Kubernetes Observability Stack: Prometheus, OpenTelemetry, and Loki


Observability is not collecting more telemetry. It is reducing time to detect and resolve failures. A useful stack must connect metrics, logs, and traces around service-level objectives.

1. Architecture Overview

A practical stack:

  • Metrics: Prometheus
  • Logs: Loki
  • Traces: OpenTelemetry Collector + tracing backend
  • Visualization: Grafana
  • Alerting: Alertmanager integrated with on-call channels

2. Metrics: Start with Golden Signals

For each service, track:

  • latency
  • traffic
  • errors
  • saturation

Also include Kubernetes platform metrics:

  • pod restart rate
  • node pressure signals
  • API server latency/error rate
  • HPA scaling events

3. Logging: Structured and Queryable

Guidelines:

  • JSON logs with stable fields
  • correlation fields (trace_id, span_id, request_id)
  • log level discipline
  • retention by workload criticality

Avoid storing everything forever. Use retention tiers.

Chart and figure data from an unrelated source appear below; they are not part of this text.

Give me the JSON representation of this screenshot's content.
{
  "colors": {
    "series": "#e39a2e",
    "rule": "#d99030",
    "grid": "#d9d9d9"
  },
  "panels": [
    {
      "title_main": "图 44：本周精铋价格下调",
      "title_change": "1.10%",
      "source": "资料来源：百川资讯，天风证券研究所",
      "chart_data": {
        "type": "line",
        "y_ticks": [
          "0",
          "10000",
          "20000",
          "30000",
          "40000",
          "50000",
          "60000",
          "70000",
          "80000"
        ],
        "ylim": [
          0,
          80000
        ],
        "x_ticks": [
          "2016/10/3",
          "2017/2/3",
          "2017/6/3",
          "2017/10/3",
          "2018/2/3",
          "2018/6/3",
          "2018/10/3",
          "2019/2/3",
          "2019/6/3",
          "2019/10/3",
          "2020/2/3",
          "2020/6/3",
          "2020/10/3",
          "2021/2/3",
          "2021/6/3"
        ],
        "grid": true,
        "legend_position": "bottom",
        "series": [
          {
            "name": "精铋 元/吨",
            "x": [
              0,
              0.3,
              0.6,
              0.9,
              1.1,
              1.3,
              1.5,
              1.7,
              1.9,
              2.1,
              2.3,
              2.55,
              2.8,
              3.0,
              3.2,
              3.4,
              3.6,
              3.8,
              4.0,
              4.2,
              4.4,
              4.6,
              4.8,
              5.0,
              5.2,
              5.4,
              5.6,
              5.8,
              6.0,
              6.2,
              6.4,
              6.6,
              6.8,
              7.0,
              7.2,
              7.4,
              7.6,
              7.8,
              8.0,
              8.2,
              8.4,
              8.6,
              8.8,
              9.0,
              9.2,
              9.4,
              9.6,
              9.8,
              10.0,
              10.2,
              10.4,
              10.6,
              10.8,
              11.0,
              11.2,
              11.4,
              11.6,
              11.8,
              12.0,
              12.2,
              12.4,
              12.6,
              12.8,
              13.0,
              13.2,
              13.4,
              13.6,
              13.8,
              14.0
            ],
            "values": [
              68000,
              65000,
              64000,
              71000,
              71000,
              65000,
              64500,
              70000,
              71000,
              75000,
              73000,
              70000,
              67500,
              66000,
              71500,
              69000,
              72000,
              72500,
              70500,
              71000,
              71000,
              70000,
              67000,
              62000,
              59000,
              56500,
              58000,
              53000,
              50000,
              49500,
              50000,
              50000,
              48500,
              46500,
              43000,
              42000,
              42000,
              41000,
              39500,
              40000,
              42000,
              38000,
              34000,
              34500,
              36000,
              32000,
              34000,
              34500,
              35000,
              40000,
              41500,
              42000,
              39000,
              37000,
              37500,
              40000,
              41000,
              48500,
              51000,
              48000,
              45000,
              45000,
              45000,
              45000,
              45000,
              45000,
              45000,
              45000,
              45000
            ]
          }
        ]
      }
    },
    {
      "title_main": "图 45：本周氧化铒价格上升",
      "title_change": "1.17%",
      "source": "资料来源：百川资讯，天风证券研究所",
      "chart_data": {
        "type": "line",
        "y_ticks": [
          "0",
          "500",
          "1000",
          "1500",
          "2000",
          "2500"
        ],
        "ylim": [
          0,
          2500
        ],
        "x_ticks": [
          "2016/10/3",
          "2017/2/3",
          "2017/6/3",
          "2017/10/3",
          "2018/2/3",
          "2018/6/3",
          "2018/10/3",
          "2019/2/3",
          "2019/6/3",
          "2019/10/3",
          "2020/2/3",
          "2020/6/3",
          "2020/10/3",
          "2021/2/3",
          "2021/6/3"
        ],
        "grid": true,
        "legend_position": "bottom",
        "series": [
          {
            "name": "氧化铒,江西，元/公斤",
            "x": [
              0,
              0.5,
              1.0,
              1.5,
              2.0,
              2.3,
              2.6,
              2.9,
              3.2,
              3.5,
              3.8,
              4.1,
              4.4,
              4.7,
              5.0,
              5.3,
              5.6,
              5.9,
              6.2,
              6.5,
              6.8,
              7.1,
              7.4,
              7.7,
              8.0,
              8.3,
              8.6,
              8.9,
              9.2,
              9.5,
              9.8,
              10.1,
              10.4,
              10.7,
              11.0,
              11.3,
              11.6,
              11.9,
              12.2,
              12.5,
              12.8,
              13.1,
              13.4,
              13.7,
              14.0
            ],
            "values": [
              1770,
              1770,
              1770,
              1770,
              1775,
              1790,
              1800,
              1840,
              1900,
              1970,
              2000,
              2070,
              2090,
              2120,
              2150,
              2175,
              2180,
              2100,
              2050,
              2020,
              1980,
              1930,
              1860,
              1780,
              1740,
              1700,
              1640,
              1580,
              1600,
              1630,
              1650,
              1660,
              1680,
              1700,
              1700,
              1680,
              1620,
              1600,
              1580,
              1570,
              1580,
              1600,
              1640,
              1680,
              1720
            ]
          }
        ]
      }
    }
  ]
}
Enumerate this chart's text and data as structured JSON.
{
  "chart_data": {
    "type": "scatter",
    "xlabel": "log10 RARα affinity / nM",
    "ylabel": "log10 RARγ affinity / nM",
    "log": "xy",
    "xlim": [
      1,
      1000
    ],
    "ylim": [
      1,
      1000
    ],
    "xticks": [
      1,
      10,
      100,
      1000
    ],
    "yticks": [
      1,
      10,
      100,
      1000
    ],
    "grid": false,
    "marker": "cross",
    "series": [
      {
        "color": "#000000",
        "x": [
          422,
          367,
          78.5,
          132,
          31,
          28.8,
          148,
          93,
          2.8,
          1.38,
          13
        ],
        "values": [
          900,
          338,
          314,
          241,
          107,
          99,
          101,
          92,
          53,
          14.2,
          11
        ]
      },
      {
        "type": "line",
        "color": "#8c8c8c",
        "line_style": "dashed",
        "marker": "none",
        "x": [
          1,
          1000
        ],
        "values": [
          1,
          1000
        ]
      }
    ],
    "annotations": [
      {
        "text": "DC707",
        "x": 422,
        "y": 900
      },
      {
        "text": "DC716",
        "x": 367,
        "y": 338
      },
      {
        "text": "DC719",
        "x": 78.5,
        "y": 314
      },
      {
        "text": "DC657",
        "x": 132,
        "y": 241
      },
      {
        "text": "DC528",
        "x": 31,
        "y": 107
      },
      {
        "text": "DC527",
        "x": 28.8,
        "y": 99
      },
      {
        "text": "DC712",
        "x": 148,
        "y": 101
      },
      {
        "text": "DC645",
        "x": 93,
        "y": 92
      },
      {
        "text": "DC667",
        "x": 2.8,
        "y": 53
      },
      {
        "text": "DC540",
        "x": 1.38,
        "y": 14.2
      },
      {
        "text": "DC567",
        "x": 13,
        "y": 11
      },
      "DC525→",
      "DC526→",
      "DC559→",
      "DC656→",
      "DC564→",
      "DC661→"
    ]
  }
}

4. Tracing: Instrument Critical Paths

Instrument high-value workflows first:

  • login/authentication
  • checkout/payment
  • async pipeline handoff

OpenTelemetry Collector should handle:

  • sampling strategy
  • attribute processing
  • export routing

5. SLO-Driven Alerting

Alert on user impact, not raw infrastructure noise.

Examples:

  • API p95 latency above SLO threshold
  • error budget burn rate too high
  • sustained 5xx increase

Use multi-window, multi-burn-rate alerts to reduce false positives.

6. Dashboard Design

Each service dashboard should include:

  • SLO status + error budget
  • traffic, latency, errors
  • dependency health
  • recent deployments and incidents

Add direct links to runbooks and recent trace samples.

7. Common Anti-Patterns

  • too many low-value alerts
  • no ownership on dashboards
  • metrics/logs/traces disconnected
  • missing deploy metadata in telemetry

8. Rollout Plan

Phase 1:

  • standardize metrics and logging format
  • define SLOs for top 5 critical services

Phase 2:

  • trace critical request paths
  • tune alerts based on incident feedback

Phase 3:

  • observability coverage targets by team
  • cost optimization for telemetry retention

Production Checklist

  1. Golden signals and SLOs defined.
  2. Logs include trace correlation fields.
  3. Tracing covers critical workflows.
  4. Alert rules tested against incident scenarios.
  5. Runbook links embedded in dashboards.

With this baseline, your observability stack becomes an operational decision system, not a data landfill.